Glen Fuller was definitely out, but Ken Weidler and David Ackerman and Stu Thomas and Andy Mainardi and Paul Mikuta would all get invitations. Marcia said Mark Stewart was definitely
out. Larry battled hard to put him on the list, and finally Marcia gave in.

The reception was set for one o’clock at the D’Ignazio Town House in Media. Marcia bought white satin for her own dress, yards of yellow cotton with a small flower print for her bridesmaids, and went to work at her sewing machine.

In April, over spring break, Larry and Marcia flew to Miami Beach for four days. They visited Jungle Land and a serpentarium, lay in the sun, and dined out at fine restaurants. Now, with his money filtering out of the illegal business, with Ken and David handling most of the time-consuming details of dealing, recruiting runners, breaking down the coke according to the “Lavin method,” changing money at local banks, etc., Marcia felt certain that marriage was the final push Larry needed to break away from the whole scene, to settle down and concentrate on dentistry, on her, and eventually on their children. She was determined to help that happen. To stress the point, at home Marcia would take the phone—all three lines—off the hook. Each time she did it Larry was furious, but Marcia stubbornly persisted.

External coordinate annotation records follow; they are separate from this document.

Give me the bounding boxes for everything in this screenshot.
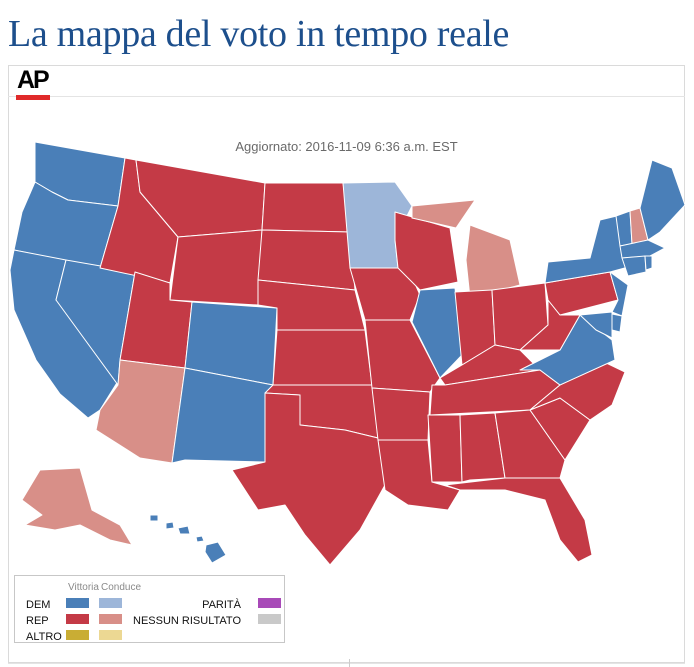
state-ri[interactable] — [644, 255, 653, 271]
ap-logo-text: AP — [17, 66, 50, 94]
map-legend: Vittoria Conduce DEM REP ALTRO PARITÀ NE… — [14, 575, 285, 643]
bottom-divider-tick — [349, 659, 350, 667]
legend-tie-label: PARITÀ — [202, 599, 241, 611]
legend-dem-label: DEM — [26, 599, 51, 611]
legend-rep-won-swatch — [66, 614, 89, 624]
updated-timestamp: Aggiornato: 2016-11-09 6:36 a.m. EST — [235, 139, 458, 154]
legend-header-lead: Conduce — [101, 582, 142, 593]
legend-tie-swatch — [258, 598, 281, 608]
state-ny[interactable] — [544, 213, 633, 284]
legend-no-result-swatch — [258, 614, 281, 624]
state-ak[interactable] — [21, 467, 133, 546]
state-ma[interactable] — [619, 239, 666, 259]
legend-rep-lead-swatch — [99, 614, 122, 624]
legend-other-lead-swatch — [99, 630, 122, 640]
map-frame — [8, 65, 685, 663]
legend-no-result-label: NESSUN RISULTATO — [133, 615, 241, 627]
state-al[interactable] — [459, 412, 506, 483]
frame-divider — [8, 96, 685, 97]
state-nd[interactable] — [261, 182, 351, 233]
state-ms[interactable] — [427, 414, 463, 483]
state-wy[interactable] — [169, 229, 263, 306]
state-hi[interactable] — [149, 514, 227, 564]
state-la[interactable] — [377, 439, 461, 511]
legend-other-won-swatch — [66, 630, 89, 640]
state-ga[interactable] — [494, 409, 566, 479]
ap-logo[interactable]: AP — [16, 66, 50, 100]
legend-header-won: Vittoria — [68, 582, 99, 593]
state-md[interactable] — [579, 311, 613, 339]
page-title: La mappa del voto in tempo reale — [8, 13, 510, 55]
bottom-divider — [8, 663, 685, 664]
legend-other-label: ALTRO — [26, 631, 62, 643]
ap-logo-bar — [16, 95, 50, 100]
state-de[interactable] — [611, 313, 623, 333]
state-me[interactable] — [639, 159, 686, 241]
state-tx[interactable] — [231, 392, 386, 566]
state-nj[interactable] — [609, 271, 629, 317]
state-ks[interactable] — [272, 329, 373, 386]
legend-dem-won-swatch — [66, 598, 89, 608]
legend-dem-lead-swatch — [99, 598, 122, 608]
state-il[interactable] — [411, 287, 463, 379]
state-fl[interactable] — [444, 477, 593, 563]
state-ar[interactable] — [371, 387, 431, 441]
legend-rep-label: REP — [26, 615, 49, 627]
state-ct[interactable] — [621, 255, 647, 277]
state-nm[interactable] — [171, 367, 274, 464]
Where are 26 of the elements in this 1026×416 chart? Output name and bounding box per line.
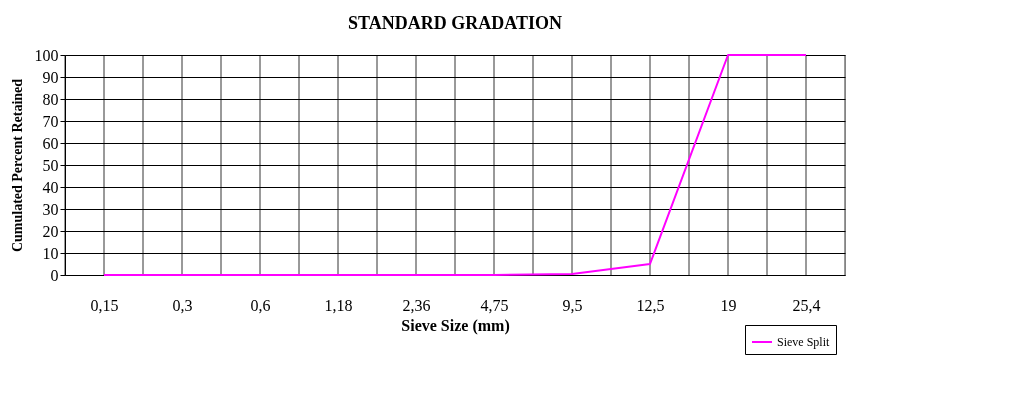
x-tick-label: 1,18 bbox=[324, 296, 353, 314]
x-tick-label: 25,4 bbox=[792, 296, 821, 314]
x-tick-label: 2,36 bbox=[402, 296, 431, 314]
y-tick-label: 20 bbox=[42, 222, 59, 240]
y-tick-label: 0 bbox=[50, 266, 59, 284]
x-tick-label: 4,75 bbox=[480, 296, 509, 314]
x-tick-label: 19 bbox=[720, 296, 737, 314]
y-axis-title: Cumulated Percent Retained bbox=[9, 78, 25, 253]
x-tick-label: 0,15 bbox=[90, 296, 119, 314]
y-tick-label: 10 bbox=[42, 244, 59, 262]
y-tick-label: 40 bbox=[42, 178, 59, 196]
line-series bbox=[103, 54, 807, 276]
y-tick-label: 50 bbox=[42, 156, 59, 174]
legend-label: Sieve Split bbox=[777, 335, 830, 349]
y-tick-label: 100 bbox=[34, 46, 59, 64]
y-tick-label: 30 bbox=[42, 200, 59, 218]
y-tick-label: 80 bbox=[42, 90, 59, 108]
y-tick-label: 70 bbox=[42, 112, 59, 130]
x-tick-label: 0,3 bbox=[172, 296, 193, 314]
y-tick-label: 90 bbox=[42, 68, 59, 86]
x-tick-label: 9,5 bbox=[562, 296, 583, 314]
y-tick-label: 60 bbox=[42, 134, 59, 152]
x-tick-label: 12,5 bbox=[636, 296, 665, 314]
x-tick-label: 0,6 bbox=[250, 296, 271, 314]
x-axis-title: Sieve Size (mm) bbox=[401, 316, 510, 335]
chart-title: STANDARD GRADATION bbox=[348, 13, 562, 33]
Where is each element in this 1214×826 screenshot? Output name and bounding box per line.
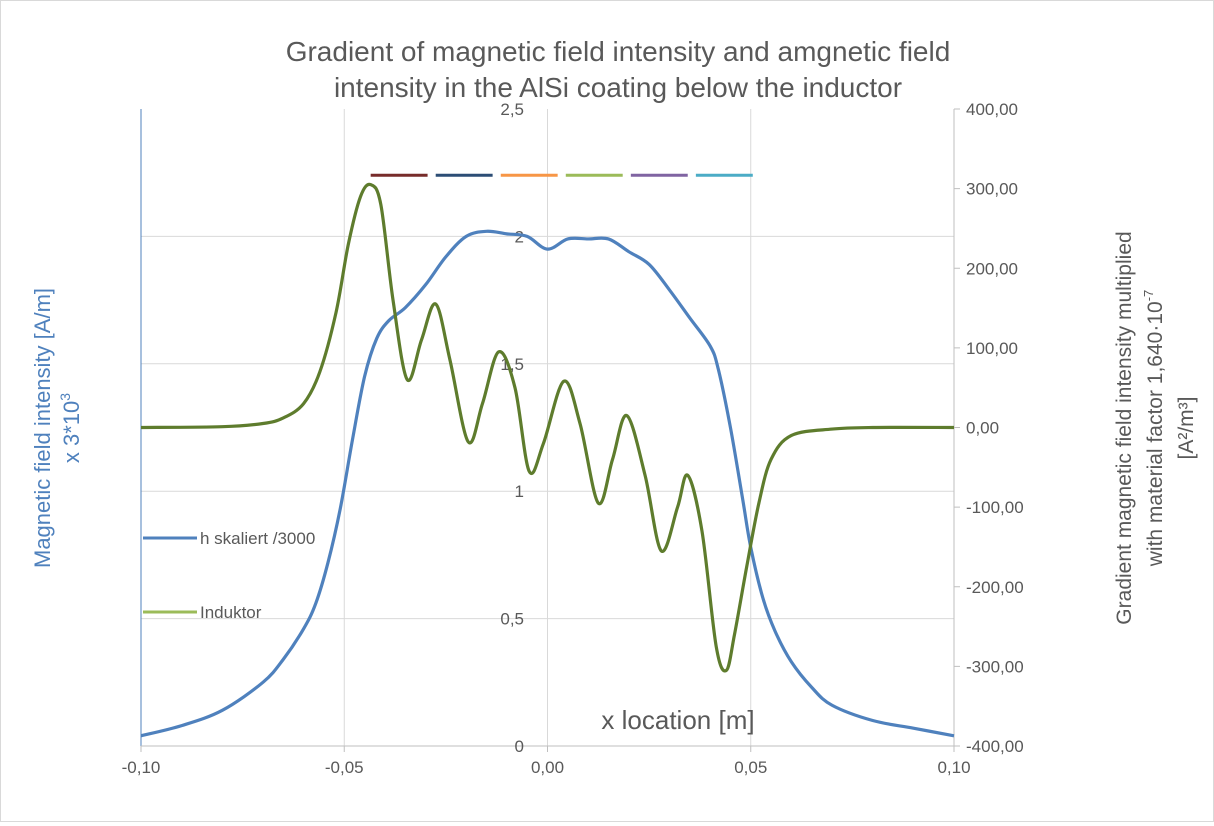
y-right-tick-label: 300,00 xyxy=(966,180,1018,199)
y-left-tick-label: 1 xyxy=(515,482,524,501)
y-right-label-line3: [A²/m³] xyxy=(1175,397,1198,460)
y-left-tick-label: 0,5 xyxy=(500,610,524,629)
x-axis-ticks: -0,10 -0,05 0,00 0,05 0,10 xyxy=(122,746,971,777)
x-tick-label: 0,05 xyxy=(734,758,767,777)
y-left-label-line1: Magnetic field intensity [A/m] xyxy=(30,288,55,568)
y-left-tick-label: 0 xyxy=(515,737,524,756)
legend-item-h: h skaliert /3000 xyxy=(143,529,315,548)
y-right-axis-label-3: [A²/m³] xyxy=(1175,397,1198,460)
y-right-tick-label: 100,00 xyxy=(966,339,1018,358)
y-right-tick-label: 0,00 xyxy=(966,419,999,438)
y-left-tick-label: 2 xyxy=(515,227,524,246)
legend-label-induktor: Induktor xyxy=(200,603,262,622)
y-left-tick-label: 2,5 xyxy=(500,100,524,119)
legend-label-h: h skaliert /3000 xyxy=(200,529,315,548)
x-tick-label: 0,10 xyxy=(937,758,970,777)
y-right-tick-label: -100,00 xyxy=(966,498,1024,517)
legend-item-induktor: Induktor xyxy=(143,603,262,622)
y-right-axis-ticks: -400,00 -300,00 -200,00 -100,00 0,00 100,00 20… xyxy=(954,100,1024,756)
chart-title-line1: Gradient of magnetic field intensity and… xyxy=(286,36,951,67)
chart-title-line2: intensity in the AlSi coating below the … xyxy=(334,72,902,103)
x-tick-label: -0,10 xyxy=(122,758,161,777)
y-left-axis-ticks: 00,511,522,5 xyxy=(500,100,524,756)
y-left-label-superscript: 3 xyxy=(57,393,73,401)
y-right-tick-label: -400,00 xyxy=(966,737,1024,756)
y-right-tick-label: -300,00 xyxy=(966,657,1024,676)
x-tick-label: 0,00 xyxy=(531,758,564,777)
series-line-h xyxy=(140,229,955,738)
y-right-axis-label: Gradient magnetic field intensity multip… xyxy=(1113,231,1136,624)
y-left-label-line2-text: x 3*10 xyxy=(59,401,84,463)
y-left-axis-label: Magnetic field intensity [A/m] xyxy=(30,288,55,568)
y-right-label-line2-text: with material factor 1,640·10 xyxy=(1144,301,1167,567)
y-right-axis-label-2: with material factor 1,640·10-7 xyxy=(1141,290,1167,568)
y-left-label-line2: x 3*103 xyxy=(57,393,84,463)
y-right-label-line1: Gradient magnetic field intensity multip… xyxy=(1113,231,1136,624)
y-right-tick-label: -200,00 xyxy=(966,578,1024,597)
y-right-label-line2: with material factor 1,640·10-7 xyxy=(1141,290,1167,568)
x-axis-label: x location [m] xyxy=(601,705,754,735)
series-lines xyxy=(140,182,955,738)
y-right-tick-label: 400,00 xyxy=(966,100,1018,119)
y-right-label-superscript: -7 xyxy=(1141,290,1156,302)
x-tick-label: -0,05 xyxy=(325,758,364,777)
y-left-axis-label-2: x 3*103 xyxy=(57,393,84,463)
y-right-tick-label: 200,00 xyxy=(966,259,1018,278)
series-line-induktor xyxy=(140,182,955,673)
legend: h skaliert /3000 Induktor xyxy=(143,529,315,622)
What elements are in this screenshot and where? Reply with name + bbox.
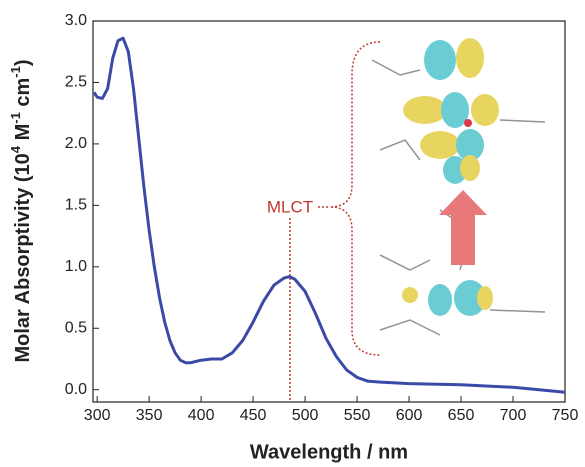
y-tick-label: 1.5	[65, 197, 87, 214]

Still, the ugly reality continued to intrude. One night Larry’s old pot contact from Virginia Tech, Ralph, stopped by Willings Alley Mews with his girlfriend, uninvited. Marcia recognized Ralph, who was short and stocky with thick black hair, as one of Larry’s louder, cruder drug associates. She said that Larry wasn’t home. Ralph stood with his girlfriend for a moment on the front step, obviously waiting to be invited in.